The Minority New Patriotic Party (NPP) in Parliament has accused the Mahama-led government of making the country more dependent on food imports as a result of the total neglect of the agricultural sector which has seen unprecedented negative growth in the history of the country.
According to the minority, since the current NDC government took over power in 2008, food import have sharply risen from $344 million to a staggering $2.3 billion, which is seven times the figure it came to meet.
The NDC government has consciously been slashing the budget for the agriculture sector every year, thereby affecting the performance of the sector badly which is the backbone of the economy, it disclosed.
The minority made the revelation at a press conference addressed by the minority spokesperson on Food, Agriculture and Cocoa Affairs, Dr Owusu Afriyie Akoto at Parliament House in Accra yesterday.
Dr Afriyie Akoto said the total $2.3 billion of food imports represent only rice, sugar, poultry, fish, wheat, vegetable oil, vegetables and salt.
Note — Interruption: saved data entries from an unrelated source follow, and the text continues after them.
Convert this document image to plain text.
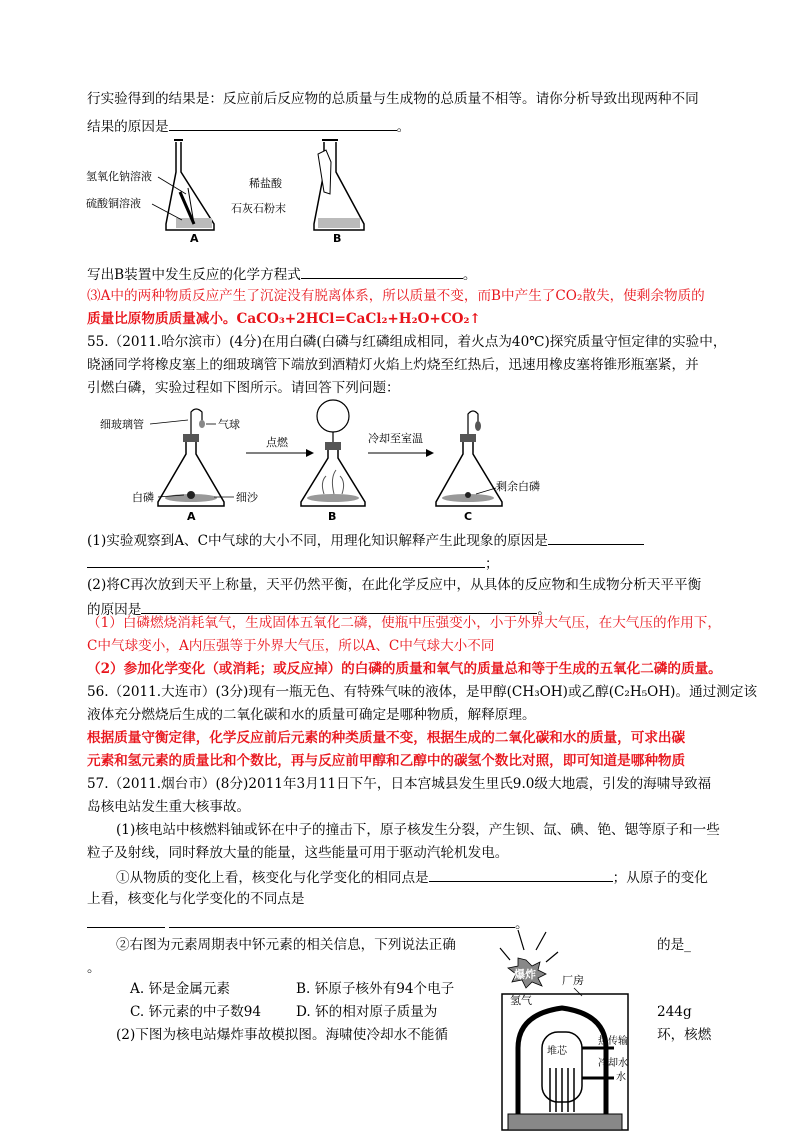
行实验得到的结果是：反应前后反应物的总质量与生成物的总质量不相等。请你分析导致出现两种不同
结果的原因是	。
氢氧化钠溶液
硫酸铜溶液
A
稀盐酸
石灰石粉末
B
写出B装置中发生反应的化学方程式	。
⑶A中的两种物质反应产生了沉淀没有脱离体系，所以质量不变，而B中产生了CO₂散失，使剩余物质的
质量比原物质质量减小。CaCO₃+2HCl=CaCl₂+H₂O+CO₂↑
55.（2011.哈尔滨市）(4分)在用白磷(白磷与红磷组成相同，着火点为40℃)探究质量守恒定律的实验中，
晓涵同学将橡皮塞上的细玻璃管下端放到酒精灯火焰上灼烧至红热后，迅速用橡皮塞将锥形瓶塞紧，并
引燃白磷，实验过程如下图所示。请回答下列问题：
细玻璃管	气球
白磷	细沙
A
点燃
B
冷却至室温
剩余白磷
C
(1)实验观察到A、C中气球的大小不同，用理化知识解释产生此现象的原因是
；
(2)将C再次放到天平上称量，天平仍然平衡，在此化学反应中，从具体的反应物和生成物分析天平平衡
的原因是	。
（1）白磷燃烧消耗氧气，生成固体五氧化二磷，使瓶中压强变小，小于外界大气压，在大气压的作用下，
C中气球变小，A内压强等于外界大气压，所以A、C中气球大小不同
（2）参加化学变化（或消耗；或反应掉）的白磷的质量和氧气的质量总和等于生成的五氧化二磷的质量。
56.（2011.大连市）(3分)现有一瓶无色、有特殊气味的液体，是甲醇(CH₃OH)或乙醇(C₂H₅OH)。通过测定该
液体充分燃烧后生成的二氧化碳和水的质量可确定是哪种物质，解释原理。
根据质量守衡定律，化学反应前后元素的种类质量不变，根据生成的二氧化碳和水的质量，可求出碳
元素和氢元素的质量比和个数比，再与反应前甲醇和乙醇中的碳氢个数比对照，即可知道是哪种物质
57.（2011.烟台市）(8分)2011年3月11日下午，日本宫城县发生里氏9.0级大地震，引发的海啸导致福
岛核电站发生重大核事故。
(1)核电站中核燃料铀或钚在中子的撞击下，原子核发生分裂，产生钡、氙、碘、铯、锶等原子和一些
粒子及射线，同时释放大量的能量，这些能量可用于驱动汽轮机发电。
①从物质的变化上看，核变化与化学变化的相同点是	；从原子的变化
上看，核变化与化学变化的不同点是
。
②右图为元素周期表中钚元素的相关信息，下列说法正确	的是_
。
A. 钚是金属元素	B. 钚原子核外有94个电子
C. 钚元素的中子数94	D. 钚的相对原子质量为	244g
(2)下图为核电站爆炸事故模拟图。海啸使冷却水不能循	环，核燃
爆炸
氢气
厂房
堆芯
热传输
冷却水
水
He said Ghana spent $10 million to import salt from Brazil last year but the country has huge prospects in salt production that could help give employment to many Ghanaians.
Dr Afriyie Akoto said the disturbing aspect of the government’s penchant for importation of some staples which could easily be produced here is that apart from the hard-earned foreign exchange used to import the food which eventually creates more agricultural job opportunities for countries of import, these huge imports pose serious threat to the survival of local farmers and fishermen and also affect balance of payment of the economy.
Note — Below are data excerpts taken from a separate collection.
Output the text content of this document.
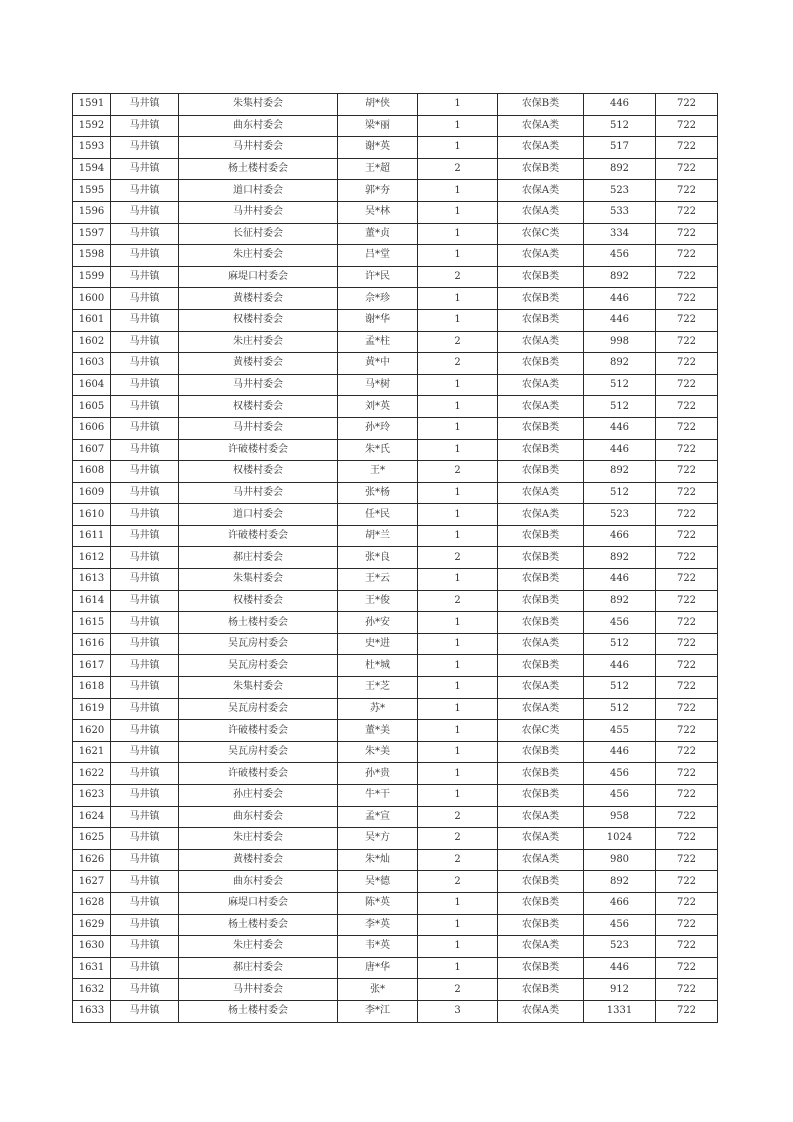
1591	马井镇	朱集村委会	胡*侠	1	农保B类	446	722
1592	马井镇	曲东村委会	梁*丽	1	农保A类	512	722
1593	马井镇	马井村委会	谢*英	1	农保A类	517	722
1594	马井镇	杨土楼村委会	王*超	2	农保B类	892	722
1595	马井镇	道口村委会	郭*夯	1	农保A类	523	722
1596	马井镇	马井村委会	吴*林	1	农保A类	533	722
1597	马井镇	长征村委会	董*贞	1	农保C类	334	722
1598	马井镇	朱庄村委会	吕*堂	1	农保A类	456	722
1599	马井镇	麻堤口村委会	许*民	2	农保B类	892	722
1600	马井镇	黄楼村委会	佘*珍	1	农保B类	446	722
1601	马井镇	权楼村委会	谢*华	1	农保B类	446	722
1602	马井镇	朱庄村委会	孟*柱	2	农保A类	998	722
1603	马井镇	黄楼村委会	黄*中	2	农保B类	892	722
1604	马井镇	马井村委会	马*树	1	农保A类	512	722
1605	马井镇	权楼村委会	刘*英	1	农保A类	512	722
1606	马井镇	马井村委会	孙*玲	1	农保B类	446	722
1607	马井镇	许破楼村委会	朱*氏	1	农保B类	446	722
1608	马井镇	权楼村委会	王*	2	农保B类	892	722
1609	马井镇	马井村委会	张*杨	1	农保A类	512	722
1610	马井镇	道口村委会	任*民	1	农保A类	523	722
1611	马井镇	许破楼村委会	胡*兰	1	农保B类	466	722
1612	马井镇	郝庄村委会	张*良	2	农保B类	892	722
1613	马井镇	朱集村委会	王*云	1	农保B类	446	722
1614	马井镇	权楼村委会	王*俊	2	农保B类	892	722
1615	马井镇	杨土楼村委会	孙*安	1	农保B类	456	722
1616	马井镇	吴瓦房村委会	史*进	1	农保A类	512	722
1617	马井镇	吴瓦房村委会	杜*城	1	农保B类	446	722
1618	马井镇	朱集村委会	王*芝	1	农保A类	512	722
1619	马井镇	吴瓦房村委会	苏*	1	农保A类	512	722
1620	马井镇	许破楼村委会	董*美	1	农保C类	455	722
1621	马井镇	吴瓦房村委会	朱*美	1	农保B类	446	722
1622	马井镇	许破楼村委会	孙*贵	1	农保B类	456	722
1623	马井镇	孙庄村委会	牛*干	1	农保B类	456	722
1624	马井镇	曲东村委会	孟*宣	2	农保A类	958	722
1625	马井镇	朱庄村委会	吴*方	2	农保A类	1024	722
1626	马井镇	黄楼村委会	朱*灿	2	农保A类	980	722
1627	马井镇	曲东村委会	吴*德	2	农保B类	892	722
1628	马井镇	麻堤口村委会	陈*英	1	农保B类	466	722
1629	马井镇	杨土楼村委会	李*英	1	农保B类	456	722
1630	马井镇	朱庄村委会	韦*英	1	农保A类	523	722
1631	马井镇	郝庄村委会	唐*华	1	农保B类	446	722
1632	马井镇	马井村委会	张*	2	农保B类	912	722
1633	马井镇	杨土楼村委会	李*江	3	农保A类	1331	722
“These imports are competing directly with local production under trade conditions which are putting our local farmers, fishers and overall food security at risk,” the minority spokesperson said.
Looking at the terrible performance of the NDC in agriculture over the last eight years and the overzealous and unrealistic promises made in its 2016 manifesto to transform agriculture, it would be more accurate to describe that promise as mere rhetoric, he explained.
“Looking at the absence of incentives for farmers, lack of credit, little or no inputs for farmers to expand their farms, this government promises of ‘Green Revolution’ in its 2016 manifesto which will help double food production in the next four years but ‘Green Revolution’ would succeed when there is an assurance of adequate supply of services and inputs to farmers, including improved seeds, chemicals, extension services, irrigation, marketing, farm credit and mechanisation yet under this government these resources and services are either stagnant or declining,” he said, stressing that the NDC has failed to lay the necessary foundation to improve agriculture as promised in its 2016 manifesto.
He said the NPP, which would launch its manifesto on Sunday, October 9, will give vivid details of how to improve agriculture under Akufo-Addo’s presidency.
He said for instance that the NPP will replenish the financial allocations to research institutions in order to revive active agricultural research and also involve the district assemblies in support of farmers and fishermen in on-farm production and marketing of their produce.
“We shall collaborate with commercial banks and use legislation to ensure adequate funding for farmers, fishers and their related activities of marketing and agro-processing.
In the savanna zone, we shall pursue the ‘one village, one dam’ policy which will focus on boreholes, dugouts and small community dams in our irrigation policy,” the minority spokesperson said, stressing that the NPP would adopt the concept ‘small is beautiful’ in its approach to agricultural development.